Why do they have comic book characters having sex, anyway? Are they out of crimes to solve? I'll send them the police blotter out of the Downers Grove Reporter.    



11:30 PM

I love your kids. In a nice way!

I wish I could cut their hair. I have a wicked cool racecar cape and a totally rad scuba diver cape that I let kids choose from when they're getting their hair cut. Plus they get stickers afterward.    



11:56 PM

Was this pre- or post-Crisis, because I though Mallah bit it during Crisis.

Sysm - You're a great dad. I don't know if it means much cming from me, but I mean it for sure.

A note to everybody: Though they are both sentient gorillas, Mallah should not be confused with Gorilla Grodd.

or Ultra-Humanite.

or Detective Chimp.

What is it with DC and sentient monkeys?    



12:34 PM

Kendra -- I'm trying to teach my children that love is is love. Containers filled with a gelatinous, nutrient-enriched fluid suspending the preserved brain of an evil would-be world conqueror need love, just as you and I do. Albeit, their needs might be slightly different.
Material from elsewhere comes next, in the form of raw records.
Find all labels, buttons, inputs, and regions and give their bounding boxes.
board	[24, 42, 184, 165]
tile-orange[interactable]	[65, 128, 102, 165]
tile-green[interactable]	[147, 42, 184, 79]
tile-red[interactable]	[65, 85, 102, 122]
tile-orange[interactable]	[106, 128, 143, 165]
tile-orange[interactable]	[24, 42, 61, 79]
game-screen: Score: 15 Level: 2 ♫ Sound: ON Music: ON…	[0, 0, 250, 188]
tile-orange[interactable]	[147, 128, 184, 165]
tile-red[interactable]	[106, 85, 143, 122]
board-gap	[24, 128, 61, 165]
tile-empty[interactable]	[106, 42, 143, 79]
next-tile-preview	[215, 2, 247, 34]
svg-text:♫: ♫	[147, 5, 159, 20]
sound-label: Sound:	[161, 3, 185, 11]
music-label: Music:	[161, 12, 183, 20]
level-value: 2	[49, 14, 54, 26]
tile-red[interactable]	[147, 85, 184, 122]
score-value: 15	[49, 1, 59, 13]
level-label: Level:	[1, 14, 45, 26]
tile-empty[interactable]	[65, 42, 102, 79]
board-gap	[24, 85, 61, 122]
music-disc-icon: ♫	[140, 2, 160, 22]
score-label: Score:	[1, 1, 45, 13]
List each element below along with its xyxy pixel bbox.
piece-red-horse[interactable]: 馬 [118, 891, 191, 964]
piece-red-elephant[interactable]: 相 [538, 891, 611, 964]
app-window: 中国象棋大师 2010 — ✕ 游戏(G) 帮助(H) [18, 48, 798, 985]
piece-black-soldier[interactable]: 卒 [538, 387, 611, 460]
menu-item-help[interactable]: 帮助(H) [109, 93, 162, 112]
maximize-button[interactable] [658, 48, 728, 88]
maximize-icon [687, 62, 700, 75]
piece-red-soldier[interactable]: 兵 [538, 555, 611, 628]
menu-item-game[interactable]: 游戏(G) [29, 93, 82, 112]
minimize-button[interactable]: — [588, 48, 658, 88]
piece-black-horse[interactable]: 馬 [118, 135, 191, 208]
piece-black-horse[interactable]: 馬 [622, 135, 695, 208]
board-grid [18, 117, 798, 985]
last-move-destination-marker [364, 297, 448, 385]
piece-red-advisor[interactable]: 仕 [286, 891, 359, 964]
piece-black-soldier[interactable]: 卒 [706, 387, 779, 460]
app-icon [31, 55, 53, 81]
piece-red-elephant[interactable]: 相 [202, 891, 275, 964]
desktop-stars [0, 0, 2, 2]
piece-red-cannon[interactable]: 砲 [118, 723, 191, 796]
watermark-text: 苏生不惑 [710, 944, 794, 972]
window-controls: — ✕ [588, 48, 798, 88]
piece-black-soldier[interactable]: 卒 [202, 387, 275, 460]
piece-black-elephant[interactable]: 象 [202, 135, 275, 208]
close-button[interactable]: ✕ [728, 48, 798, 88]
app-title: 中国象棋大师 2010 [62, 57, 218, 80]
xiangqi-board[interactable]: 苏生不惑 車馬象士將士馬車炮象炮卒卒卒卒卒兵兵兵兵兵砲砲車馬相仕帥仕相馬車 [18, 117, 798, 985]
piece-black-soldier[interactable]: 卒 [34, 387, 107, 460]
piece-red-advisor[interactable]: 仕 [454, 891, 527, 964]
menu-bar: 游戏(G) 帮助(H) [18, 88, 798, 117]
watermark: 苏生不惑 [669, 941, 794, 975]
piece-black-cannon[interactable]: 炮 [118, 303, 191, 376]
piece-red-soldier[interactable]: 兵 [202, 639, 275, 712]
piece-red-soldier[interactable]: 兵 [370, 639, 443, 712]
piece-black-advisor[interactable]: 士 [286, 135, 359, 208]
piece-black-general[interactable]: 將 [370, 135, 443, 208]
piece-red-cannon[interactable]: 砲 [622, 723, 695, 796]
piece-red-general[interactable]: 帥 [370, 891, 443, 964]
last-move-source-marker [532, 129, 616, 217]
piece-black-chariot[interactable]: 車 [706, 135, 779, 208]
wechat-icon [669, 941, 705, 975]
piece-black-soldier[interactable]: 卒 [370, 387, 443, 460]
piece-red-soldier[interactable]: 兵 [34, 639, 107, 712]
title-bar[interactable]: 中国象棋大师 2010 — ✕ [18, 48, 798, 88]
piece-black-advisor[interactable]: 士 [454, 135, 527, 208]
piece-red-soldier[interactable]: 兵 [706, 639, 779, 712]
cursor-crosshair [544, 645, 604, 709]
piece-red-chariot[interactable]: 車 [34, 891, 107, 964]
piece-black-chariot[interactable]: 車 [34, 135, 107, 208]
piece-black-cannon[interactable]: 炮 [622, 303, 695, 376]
Ubie -- they're Super Villains. Once they're done making the Greek Beast with Two Backs, they will destroy you. They will destroy you for mocking their love.

Tits -- my Flowbee is your Flowbee. Consider it an open invitation. I prefer the scuba cape.

Nick -- Superboy Prime whacked that wall. All kinds of crazy fictional shit happened in that fictional universe governed by fictional rules. Much as it has in our own.

Richard -- Sorry for the gobbledygook. Short version: comic books and unisex hair salons are trying to entice our children to tolerate alternative lifestyles. They are each a threat that must be stopped. They hate our freedom.